Use your hand or a paper towel to get any loose crumbs or debris off of the (cool) stovetop before you begin cleaning. Sweep them into your hand or a dustpan to avoid having them land underfoot. Be sure that all knobs are switched securely to the off position before you proceed any further.


This doesn’t mean you have to head to the toolbox and grab a screwdriver. Your stovetop should come apart pretty easily. If you have a gas stove, the burner covers and drip pans are easily removable. You should be able to simply lift them off.

If you have an electric stove, you should be able to lift up the coils in order to remove the reflector bowls. If your stovetop lifts up, you can also remove the surface burners.

You can remove the oven knobs on your stove as well, in most cases. Just make sure you don’t accidentally turn the burners on as you pop them off.


Fill the sink with hot water (but not so hot that you will burn yourself!) and add a couple squirts of dish soap. Then put the burner cover, drip pans and any other parts in the water to soak for ten to 15 minutes.


Spray the surface of the stovetop with an all purpose kitchen cleaner or dip your paper towel in a mixture of one part vinegar, two parts water. Wipe down the surface, using your finger nail or a steel wool pad to scrub off any rough spots. Do not use a knife or any other sharp object that may scratch the stove. Then use a rag or towel soaked in clean water to rinse off the surface.


Now that the pieces of the range have had a chance to soak, they may have come clean on their own. If not, scrub them with the steel wool pad until any debris is removed.


All parts of the range, with the exception of the surface burner if you have one, can be wiped dry with a kitchen towel or paper towel. To dry the surface burner, put it in the oven at 350 degrees for about 30 minutes.

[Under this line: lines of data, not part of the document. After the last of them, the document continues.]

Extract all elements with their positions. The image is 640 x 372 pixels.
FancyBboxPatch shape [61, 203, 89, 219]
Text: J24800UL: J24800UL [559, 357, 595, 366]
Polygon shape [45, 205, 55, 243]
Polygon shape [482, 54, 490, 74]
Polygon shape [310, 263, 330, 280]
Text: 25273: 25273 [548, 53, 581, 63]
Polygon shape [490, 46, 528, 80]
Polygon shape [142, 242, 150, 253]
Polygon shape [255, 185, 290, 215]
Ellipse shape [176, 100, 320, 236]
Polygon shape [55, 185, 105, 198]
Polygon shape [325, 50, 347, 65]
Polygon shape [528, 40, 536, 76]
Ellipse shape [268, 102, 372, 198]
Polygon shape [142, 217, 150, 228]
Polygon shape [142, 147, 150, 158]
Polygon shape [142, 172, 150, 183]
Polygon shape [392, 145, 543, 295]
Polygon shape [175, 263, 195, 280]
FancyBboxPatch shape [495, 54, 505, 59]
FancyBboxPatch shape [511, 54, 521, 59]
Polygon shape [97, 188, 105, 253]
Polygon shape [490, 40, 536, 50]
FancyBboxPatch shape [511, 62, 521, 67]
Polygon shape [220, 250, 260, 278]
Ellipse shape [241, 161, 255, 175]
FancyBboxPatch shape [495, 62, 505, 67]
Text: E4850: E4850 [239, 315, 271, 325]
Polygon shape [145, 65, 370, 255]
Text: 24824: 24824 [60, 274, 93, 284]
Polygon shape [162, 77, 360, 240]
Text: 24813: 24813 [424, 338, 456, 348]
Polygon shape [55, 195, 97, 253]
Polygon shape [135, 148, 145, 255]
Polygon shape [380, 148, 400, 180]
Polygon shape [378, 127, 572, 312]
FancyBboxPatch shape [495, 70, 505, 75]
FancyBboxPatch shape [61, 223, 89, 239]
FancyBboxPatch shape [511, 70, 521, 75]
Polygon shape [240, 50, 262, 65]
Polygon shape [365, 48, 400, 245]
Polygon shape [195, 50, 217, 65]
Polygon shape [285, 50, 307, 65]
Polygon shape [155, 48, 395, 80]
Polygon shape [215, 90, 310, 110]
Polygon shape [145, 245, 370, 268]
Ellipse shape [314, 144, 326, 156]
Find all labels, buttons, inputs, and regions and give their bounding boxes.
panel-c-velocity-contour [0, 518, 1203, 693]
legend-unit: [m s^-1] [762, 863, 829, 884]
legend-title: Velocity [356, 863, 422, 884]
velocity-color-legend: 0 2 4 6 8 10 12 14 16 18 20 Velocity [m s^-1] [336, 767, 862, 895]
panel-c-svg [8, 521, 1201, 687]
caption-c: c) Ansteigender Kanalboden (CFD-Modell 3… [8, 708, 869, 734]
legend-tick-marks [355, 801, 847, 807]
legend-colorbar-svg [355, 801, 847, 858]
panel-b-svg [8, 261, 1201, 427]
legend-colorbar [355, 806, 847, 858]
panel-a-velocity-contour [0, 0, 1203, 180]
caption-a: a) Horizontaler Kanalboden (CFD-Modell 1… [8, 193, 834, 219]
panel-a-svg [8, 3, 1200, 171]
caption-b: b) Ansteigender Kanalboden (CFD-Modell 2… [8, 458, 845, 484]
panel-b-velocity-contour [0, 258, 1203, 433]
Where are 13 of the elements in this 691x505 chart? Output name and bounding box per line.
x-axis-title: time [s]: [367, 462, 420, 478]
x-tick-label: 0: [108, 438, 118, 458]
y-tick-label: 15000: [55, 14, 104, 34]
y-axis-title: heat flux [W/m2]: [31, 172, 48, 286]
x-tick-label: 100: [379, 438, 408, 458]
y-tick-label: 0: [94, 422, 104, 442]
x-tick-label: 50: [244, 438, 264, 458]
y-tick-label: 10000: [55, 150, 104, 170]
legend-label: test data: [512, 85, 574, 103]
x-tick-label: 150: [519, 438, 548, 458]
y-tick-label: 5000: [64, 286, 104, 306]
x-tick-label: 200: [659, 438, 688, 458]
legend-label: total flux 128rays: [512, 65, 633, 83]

Be sure to use an oven mitt to take it out when it’s dry.

7. Replace the parts

This step is easy. Just put all of the parts you took off back where you found them. Then celebrate your newly clean stovetop, and make a vow to clean up spills as they happen from now on.


  1. If you have a self cleaning oven, put the stove top parts (burner covers, grates, drip pans and any other metal stove top items) in the oven and turn on the self cleaning feature. All the gook is burned off and turned to ash, which you just wipe off.

    I also put my uncoated cast iron skillets and stew pots in the oven when cleaning it.

    Works like a charm!

  2. To clean the cooked on greasy burner covers, put them in a plastic bag with approx. 1 cup of ammonia – no water. Turn the bag so it coats all the burners–I do two at a time. Leave it overnight in the sink (or someplace where it won’t damage a surface if the bag leaks). In the morning, it will wash off in hot soapy dishwater without scrubbing.

  3. Just spray the surface with EZ-off cold oven cleaner, wait about half an hour and wipe with a wet cloth. Easily takes off the burnt-on food. Be sure to test, however, before using. It might harm some surfaces.

  4. I use baking soda and hot water. Pour baking soda in the burner wells and add hot water slowly, mixing it together and making a paste with an old toothbrush. As paste thickens, place on greasy spots and let sit over night. In the morning, add more hot water and gently scrub with a toothbrush. It gets burnt-on grease off and your stove looks brand new again.

  5. The Mr. Clean sponge is a god sent. It takes off the the most burnt on stains on stove top. I use it on everything especially the stove and tub. It is amazing what it cleans such as walls marked up with marker or crayon.

  6. I use the Dawn Power Dissolver on my tough to remove stains – can’t find it to purchase anywhere but Walmart.